Carriers are rapidly losing their power in today’s mobile ecosystem, and don’t seem entirely aware of that fact, according to a presentation made at the TM Forum Conference being held this week in Orlando, Fla. James Warner, a TM Forum VP, began his presentation by asking if carriers will become extinct and ended by asking the audience to vote on it.
Warner, much the way I did in an article earlier this week, highlighted how companies such as Google, Amazon and Apple have already stripped carriers of some of their power by setting up their own billing relationships with consumers, delivering GPS data outside of the carriers’ own data — even by building application stores. All the carriers are left with are their pipes and their relationships with a large number of consumers. He believes carriers needs to stop grasping at the past and move forward by acting as a broker among the various constituencies that want network access.

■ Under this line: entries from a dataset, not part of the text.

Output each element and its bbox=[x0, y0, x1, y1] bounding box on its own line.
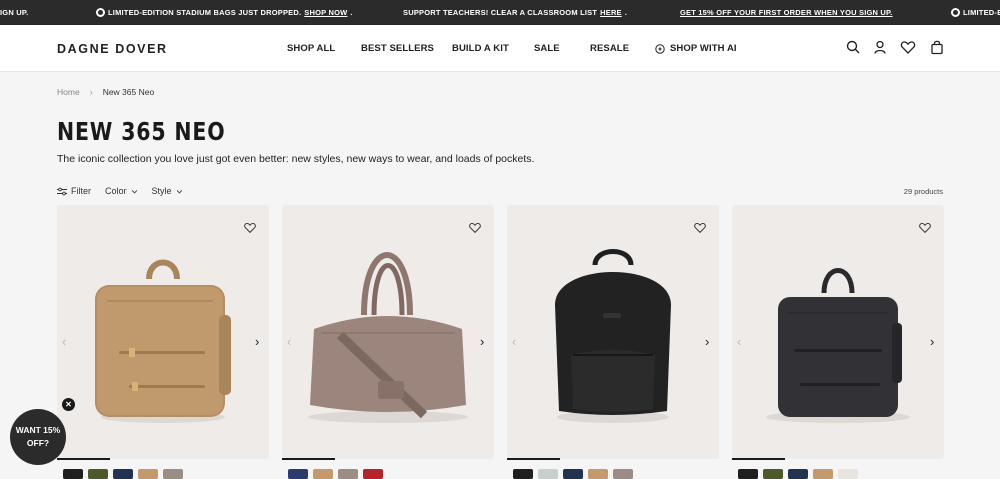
carousel-progress bbox=[282, 458, 335, 460]
prev-image-arrow[interactable]: ‹ bbox=[737, 335, 747, 348]
page-subtitle: The iconic collection you love just got … bbox=[57, 153, 535, 165]
announcement-text: IGN UP. bbox=[0, 8, 29, 17]
prev-image-arrow[interactable]: ‹ bbox=[512, 335, 522, 348]
color-label: Color bbox=[105, 186, 127, 196]
next-image-arrow[interactable]: › bbox=[705, 335, 715, 348]
filter-label: Filter bbox=[71, 186, 91, 196]
breadcrumb: Home › New 365 Neo bbox=[57, 87, 154, 97]
prev-image-arrow[interactable]: ‹ bbox=[287, 335, 297, 348]
punctuation: . bbox=[350, 8, 353, 17]
color-dropdown[interactable]: Color bbox=[105, 186, 138, 196]
color-swatch[interactable] bbox=[813, 469, 833, 479]
color-swatch[interactable] bbox=[338, 469, 358, 479]
favorite-heart-icon[interactable] bbox=[693, 221, 707, 234]
filter-button[interactable]: Filter bbox=[57, 186, 91, 196]
prev-image-arrow[interactable]: ‹ bbox=[62, 335, 72, 348]
color-swatch[interactable] bbox=[563, 469, 583, 479]
announcement-item[interactable]: LIMITED-EDITION STADIUM BAGS JUST DROPPE… bbox=[96, 8, 353, 17]
close-icon[interactable]: ✕ bbox=[62, 398, 75, 411]
color-swatch[interactable] bbox=[588, 469, 608, 479]
favorite-heart-icon[interactable] bbox=[468, 221, 482, 234]
breadcrumb-current: New 365 Neo bbox=[102, 87, 155, 97]
product-image-black-backpack[interactable] bbox=[507, 205, 719, 459]
ai-sparkle-icon bbox=[655, 43, 665, 54]
color-swatches bbox=[288, 469, 383, 479]
bag-icon bbox=[96, 8, 105, 17]
color-swatch[interactable] bbox=[163, 469, 183, 479]
promo-line: WANT 15% bbox=[15, 425, 61, 435]
filter-sliders-icon bbox=[57, 187, 67, 195]
product-image-taupe-duffel[interactable] bbox=[282, 205, 494, 459]
chevron-down-icon bbox=[131, 189, 137, 193]
announcement-item: LIMITED-EI bbox=[951, 8, 1000, 17]
color-swatch[interactable] bbox=[738, 469, 758, 479]
announcement-item[interactable]: GET 15% OFF YOUR FIRST ORDER WHEN YOU SI… bbox=[680, 8, 893, 17]
nav-build-a-kit[interactable]: BUILD A KIT bbox=[452, 43, 509, 54]
color-swatch[interactable] bbox=[538, 469, 558, 479]
favorite-heart-icon[interactable] bbox=[243, 221, 257, 234]
next-image-arrow[interactable]: › bbox=[255, 335, 265, 348]
color-swatch[interactable] bbox=[63, 469, 83, 479]
classroom-list-link[interactable]: HERE bbox=[600, 8, 622, 17]
color-swatch[interactable] bbox=[113, 469, 133, 479]
chevron-down-icon bbox=[176, 189, 182, 193]
announcement-text: LIMITED-EI bbox=[963, 8, 1000, 17]
nav-resale[interactable]: RESALE bbox=[590, 43, 629, 54]
nav-label: SHOP WITH AI bbox=[670, 43, 737, 54]
chevron-right-icon: › bbox=[89, 87, 93, 97]
announcement-text: SUPPORT TEACHERS! CLEAR A CLASSROOM LIST bbox=[403, 8, 598, 17]
color-swatches bbox=[738, 469, 858, 479]
style-dropdown[interactable]: Style bbox=[152, 186, 183, 196]
bag-icon bbox=[951, 8, 960, 17]
cart-icon[interactable] bbox=[929, 39, 945, 55]
announcement-text: LIMITED-EDITION STADIUM BAGS JUST DROPPE… bbox=[108, 8, 302, 17]
nav-shop-with-ai[interactable]: SHOP WITH AI bbox=[655, 43, 737, 54]
announcement-item[interactable]: SUPPORT TEACHERS! CLEAR A CLASSROOM LIST… bbox=[403, 8, 627, 17]
nav-sale[interactable]: SALE bbox=[534, 43, 560, 54]
color-swatches bbox=[513, 469, 633, 479]
product-card[interactable]: ‹ › bbox=[732, 205, 944, 459]
product-image-tan-backpack[interactable] bbox=[57, 205, 269, 459]
account-icon[interactable] bbox=[872, 39, 888, 55]
discount-promo-bubble[interactable]: WANT 15% OFF? bbox=[10, 409, 66, 465]
announcement-item: IGN UP. bbox=[0, 8, 28, 17]
color-swatch[interactable] bbox=[88, 469, 108, 479]
signup-offer-link[interactable]: GET 15% OFF YOUR FIRST ORDER WHEN YOU SI… bbox=[680, 8, 893, 17]
product-card[interactable]: ‹ › bbox=[507, 205, 719, 459]
color-swatch[interactable] bbox=[788, 469, 808, 479]
page-title: NEW 365 NEO bbox=[57, 117, 226, 146]
site-header: DAGNE DOVER SHOP ALL BEST SELLERS BUILD … bbox=[0, 25, 1000, 72]
wishlist-icon[interactable] bbox=[900, 39, 916, 55]
color-swatch[interactable] bbox=[763, 469, 783, 479]
color-swatch[interactable] bbox=[313, 469, 333, 479]
color-swatch[interactable] bbox=[138, 469, 158, 479]
style-label: Style bbox=[151, 186, 172, 196]
next-image-arrow[interactable]: › bbox=[480, 335, 490, 348]
shop-now-link[interactable]: SHOP NOW bbox=[304, 8, 347, 17]
nav-best-sellers[interactable]: BEST SELLERS bbox=[361, 43, 434, 54]
color-swatch[interactable] bbox=[363, 469, 383, 479]
next-image-arrow[interactable]: › bbox=[930, 335, 940, 348]
breadcrumb-home-link[interactable]: Home bbox=[57, 87, 80, 97]
nav-shop-all[interactable]: SHOP ALL bbox=[287, 43, 335, 54]
product-count: 29 products bbox=[903, 187, 943, 196]
filter-bar: Filter Color Style bbox=[57, 186, 183, 196]
brand-logo[interactable]: DAGNE DOVER bbox=[57, 42, 168, 56]
punctuation: . bbox=[624, 8, 628, 17]
announcement-bar: IGN UP. LIMITED-EDITION STADIUM BAGS JUS… bbox=[0, 0, 1000, 25]
carousel-progress bbox=[507, 458, 560, 460]
search-icon[interactable] bbox=[845, 39, 861, 55]
color-swatch[interactable] bbox=[613, 469, 633, 479]
color-swatches bbox=[63, 469, 183, 479]
promo-line: OFF? bbox=[26, 438, 50, 448]
product-card[interactable]: ‹ › bbox=[57, 205, 269, 459]
product-card[interactable]: ‹ › bbox=[282, 205, 494, 459]
color-swatch[interactable] bbox=[838, 469, 858, 479]
color-swatch[interactable] bbox=[288, 469, 308, 479]
carousel-progress bbox=[57, 458, 110, 460]
carousel-progress bbox=[732, 458, 785, 460]
color-swatch[interactable] bbox=[513, 469, 533, 479]
favorite-heart-icon[interactable] bbox=[918, 221, 932, 234]
product-image-dark-backpack[interactable] bbox=[732, 205, 944, 459]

One possible solution involves a two-sided business model, as laid out by a Cisco executive at our NewTeeVee Live event last month. In it, the consumer pays the carrier in exchange for service, while a content or application provider pays the carrier for access to that consumer. I’m skeptical, but Warner said that in such a scenario, even if a carrier makes the decision to become a bit pipe, it doesn’t have to sacrifice revenue and margins.
He pointed to AT&T’s Glen Lurie, who’s managing that company’s machine-to-machine business as a decision by a carrier to become a bit pipe. Delivering data to various end devices that a carrier doesn’t control can drive high margins and lots of revenue. For example, providing connectivity for an e-reader broadens AT&T’s subscriptions, but because the device can’t roam on the broader Internet, it doesn’t consume huge chunks of data.
Warner doesn’t think the carriers will become extinct, but does believe they will have to become more agile, learn to share and use their cash to move out ahead of the changing ecosystem. I think we’ll start to see more carriers trying to make this happen as early as next year.